Long non-coding RNA promotes melanoma cell survival and invasion

Traditionally, RNA was mostly known as the messenger molecule that carries protein-making instructions from a cell's nucleus to the cytoplasm. But scientists now estimate that approximately 97 percent of human RNA doesn't actually code for proteins at all. A flurry of research in the past decade has revealed that some types of non-coding RNAs switch genes on and off and influence protein function. The best studied non-coding RNAs are the microRNAs. Now, researchers led by Dr. Ranjan Perera at Sanford-Burnham Medical Research Institute (Sanford-Burnham) in Lake Nona and collaborators at the University of Queensland in Australia, have discovered that levels of a relatively understudied group of RNAs - long, non-coding RNA (lncRNA) - are altered in human melanoma. Their study, published online May 10 by the journal Cancer Research, shows that one lncRNA called SPRY4-IT1 is elevated in melanoma cells, where it promotes cellular survival and invasion.

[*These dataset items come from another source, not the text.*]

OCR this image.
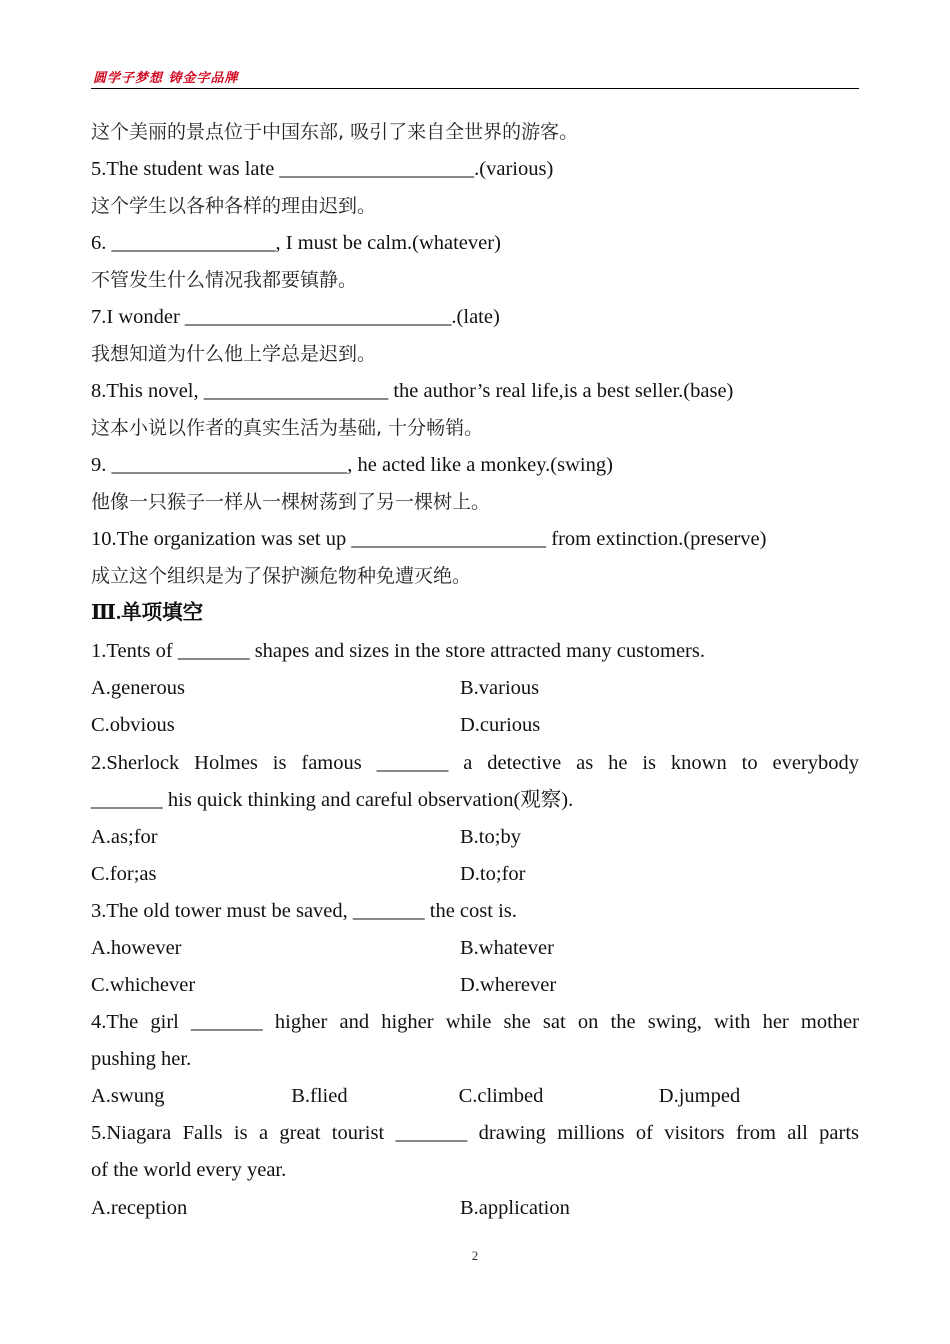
圆学子梦想 铸金字品牌
这个美丽的景点位于中国东部, 吸引了来自全世界的游客。
5.The student was late ___________________.(various)
这个学生以各种各样的理由迟到。
6. ________________, I must be calm.(whatever)
不管发生什么情况我都要镇静。
7.I wonder __________________________.(late)
我想知道为什么他上学总是迟到。
8.This novel, __________________ the author’s real life,is a best seller.(base)
这本小说以作者的真实生活为基础, 十分畅销。
9. _______________________, he acted like a monkey.(swing)
他像一只猴子一样从一棵树荡到了另一棵树上。
10.The organization was set up ___________________ from extinction.(preserve)
成立这个组织是为了保护濒危物种免遭灭绝。
Ⅲ.单项填空
1.Tents of _______ shapes and sizes in the store attracted many customers.
A.generous	B.various
C.obvious	D.curious
2.Sherlock Holmes is famous _______ a detective as he is known to everybody
_______ his quick thinking and careful observation(观察).
A.as;for	B.to;by
C.for;as	D.to;for
3.The old tower must be saved, _______ the cost is.
A.however	B.whatever
C.whichever	D.wherever
4.The girl _______ higher and higher while she sat on the swing, with her mother
pushing her.
A.swung	B.flied	C.climbed	D.jumped
5.Niagara Falls is a great tourist _______ drawing millions of visitors from all parts
of the world every year.
A.reception	B.application
2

"Non-coding RNA used to be considered cellular junk. But we and others have been asking the question - if it doesn't code for proteins, then what does it do in the cell?" said Dr. Perera, associate professor at Sanford-Burnham. "We're especially interested in determining what roles microRNAs and lncRNAs play in the genesis and development of human melanomas."

Melanoma is one of the rarest forms of skin cancer, but it is also the most deadly. Dr. Perera and his team compared lncRNAs in several laboratory cell-lines of melanoma and normal skin cells, as well as in 30 different human patient samples. They found that levels of one lncRNA, SPRY4-IT1, were particularly high in melanoma cells, but not in normal skin cells. To further probe the function of this lncRNA, they looked at what happens in a melanoma cell-line where SPRY4-IT1 levels are significantly reduced. Cellular growth was impaired and cell death was increased in these SPRY4-IT1-deficient melanoma cells, as compared to melanoma cells with fully functioning lncRNAs. What's more, the ability of melanoma cells to invade the extracellular matrix (an early step in cancer cell metastasis) was reduced in cells lacking SPRY4-IT1.

"The elevated expression of SPRY4-IT1 in melanoma cells, its accumulation in the cell cytoplasm and effects on cell dynamics all suggest that increased SPRY4-IT1 may play an important role in the molecular underpinnings of human melanoma," said Dr. Perera. "Based on this information, we believe SPRY4-IT1 could be an early biomarker for the detection of melanoma."

In a separate study recently published in the journal PLoS ONE, Dr. Perera's group also reported that melanoma cells have lower levels of a different non-coding RNA, called miR-211. Together, these two studies give researchers a better understanding of melanoma development, which in turn could help them design new diagnostics and therapeutics for this often fatal disease.